Inchcombe's eyebrows beetled together. "That remains to be seen. I'll be interviewing the Command survivors. We're also going to move your people, and I want you to play your little trick again." She gave a gesture to that effect, and somebody moved
away. "In the meantime, you're going to tell me what this cure is. You're going to tell me every word of what you know. And after all that, I still might have you shot."
Anna couldn't stop a smile creeping onto her face. Perhaps it made her look guilty. She hoped it made her look confident. This was progress. This was something she could deal with.
"Water," she croaked. "Do my eyes again. Let me sit up, like a proper human."
Inchcombe sighed, but gave a sign. Concessions. They fiddled with the ropes tying her to the crate for a time, clearly unaccustomed to the task, until Anna stepped in and directed them, showing them a clove's hoof knot that she'd often used on her catamaran. They held up a bottle and water went down her throat and cooled the burn. Her eyes cleaned up better as they dabbed away more gunk, until she could pick out Inchcombe's eyes, more curious now than they were angry.

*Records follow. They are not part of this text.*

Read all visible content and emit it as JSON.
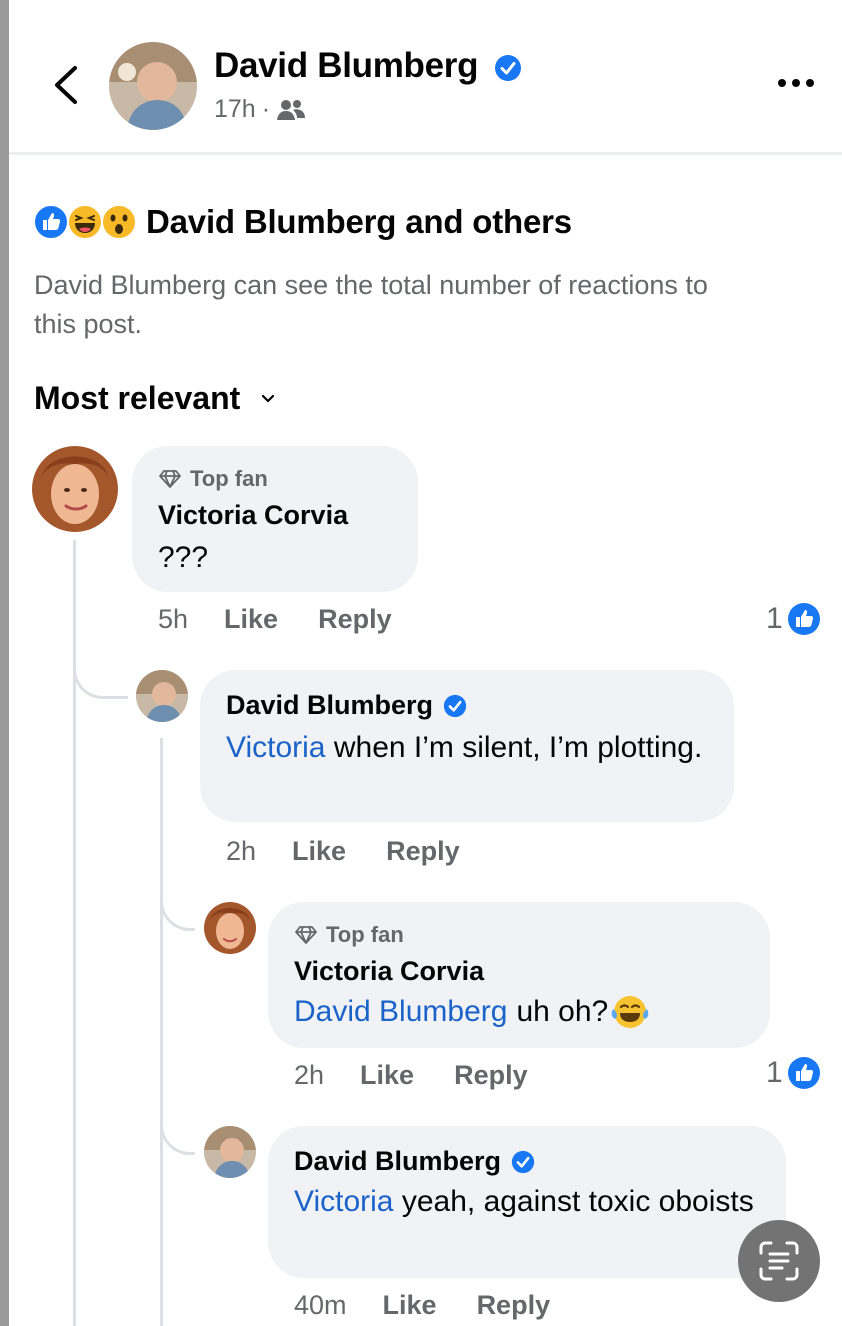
{
  "header": {
    "author_name": "David Blumberg",
    "time": "17h",
    "separator": "·",
    "audience_icon": "friends-icon",
    "back_icon": "chevron-left-icon",
    "more_icon": "more-dots-icon"
  },
  "reactions": {
    "icons": [
      "like-reaction-icon",
      "haha-reaction-icon",
      "wow-reaction-icon"
    ],
    "title": "David Blumberg and others",
    "note": "David Blumberg can see the total number of reactions to this post."
  },
  "sort": {
    "label": "Most relevant",
    "icon": "chevron-down-icon"
  },
  "comments": [
    {
      "badge": "Top fan",
      "author": "Victoria Corvia",
      "mention": "",
      "text": "???",
      "time": "5h",
      "like_label": "Like",
      "reply_label": "Reply",
      "like_count": "1"
    },
    {
      "author": "David Blumberg",
      "verified": true,
      "mention": "Victoria",
      "text": "when I’m silent, I’m plotting.",
      "time": "2h",
      "like_label": "Like",
      "reply_label": "Reply"
    },
    {
      "badge": "Top fan",
      "author": "Victoria Corvia",
      "mention": "David Blumberg",
      "text": "uh oh?",
      "emoji_icon": "tears-of-joy-emoji-icon",
      "time": "2h",
      "like_label": "Like",
      "reply_label": "Reply",
      "like_count": "1"
    },
    {
      "author": "David Blumberg",
      "verified": true,
      "mention": "Victoria",
      "text": "yeah, against toxic oboists",
      "time": "40m",
      "like_label": "Like",
      "reply_label": "Reply"
    }
  ],
  "colors": {
    "accent_blue": "#1877f2",
    "mention_blue": "#1b63c9",
    "bubble_bg": "#f0f2f5",
    "secondary_text": "#65676b"
  },
  "floating_button_icon": "text-scan-icon"
}
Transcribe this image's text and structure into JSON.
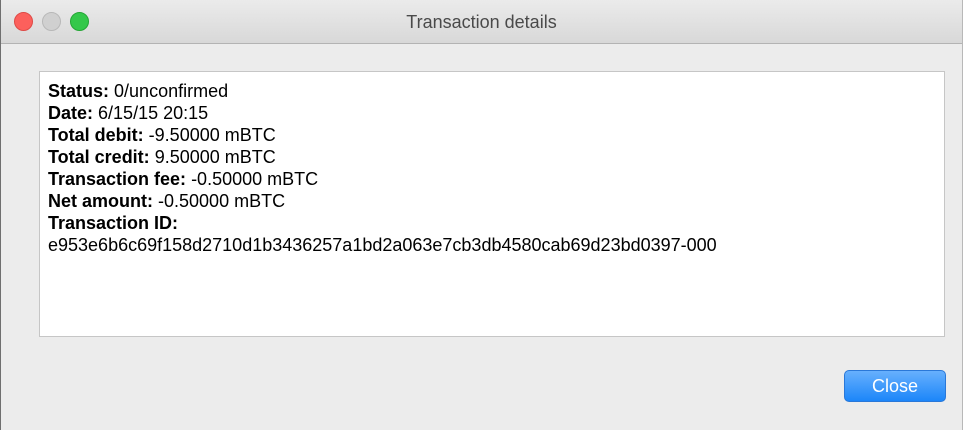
{
  "window": {
    "title": "Transaction details"
  },
  "details": {
    "status_label": "Status:",
    "status_value": "0/unconfirmed",
    "date_label": "Date:",
    "date_value": "6/15/15 20:15",
    "total_debit_label": "Total debit:",
    "total_debit_value": "-9.50000 mBTC",
    "total_credit_label": "Total credit:",
    "total_credit_value": "9.50000 mBTC",
    "fee_label": "Transaction fee:",
    "fee_value": "-0.50000 mBTC",
    "net_label": "Net amount:",
    "net_value": "-0.50000 mBTC",
    "txid_label": "Transaction ID:",
    "txid_value": "e953e6b6c69f158d2710d1b3436257a1bd2a063e7cb3db4580cab69d23bd0397-000"
  },
  "buttons": {
    "close_label": "Close"
  },
  "colors": {
    "accent": "#1c86f9",
    "close_dot": "#fc605c",
    "zoom_dot": "#34c84a",
    "minimize_dot": "#d0d0d0"
  },
  "icons": [
    "close-window-icon",
    "minimize-window-icon",
    "zoom-window-icon"
  ]
}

"Make this good," Inchcombe said. The anger was burning there still, tied up tightly with shock and grief. She'd just lost everything; her home, her leaders and hundreds of her people, maybe people she'd loved and cared for. She was looking for somewhere to pin the blame and take revenge, just as much as she was seeking a way to make it right.
Just like Anna.
So she licked her lips and began the story of the skinless man, Ravi and her impregnation.
* * *
After the story, there were questions. Many of them Anna didn't know the answers to. Many she withheld. Some areas she feigned knowledge of, like the 'lepers'. How had one of them blown up in Istanbul? What had happened to the line? How had Amo beaten General Marshall so many times?
She didn't know, so gave vague answers about 'the power of the line', while trying to figure out the truth herself. She hadn't had time to even think about it yet. The things Amo had done? They defied explanation. And the Amo she'd encountered in the bunker's Command had been nothing like the man she'd known, wrapped up in his burning black storm. His eyes had been so wild; like a feral animal, like he hadn't even recognized her. How could she explain any of that?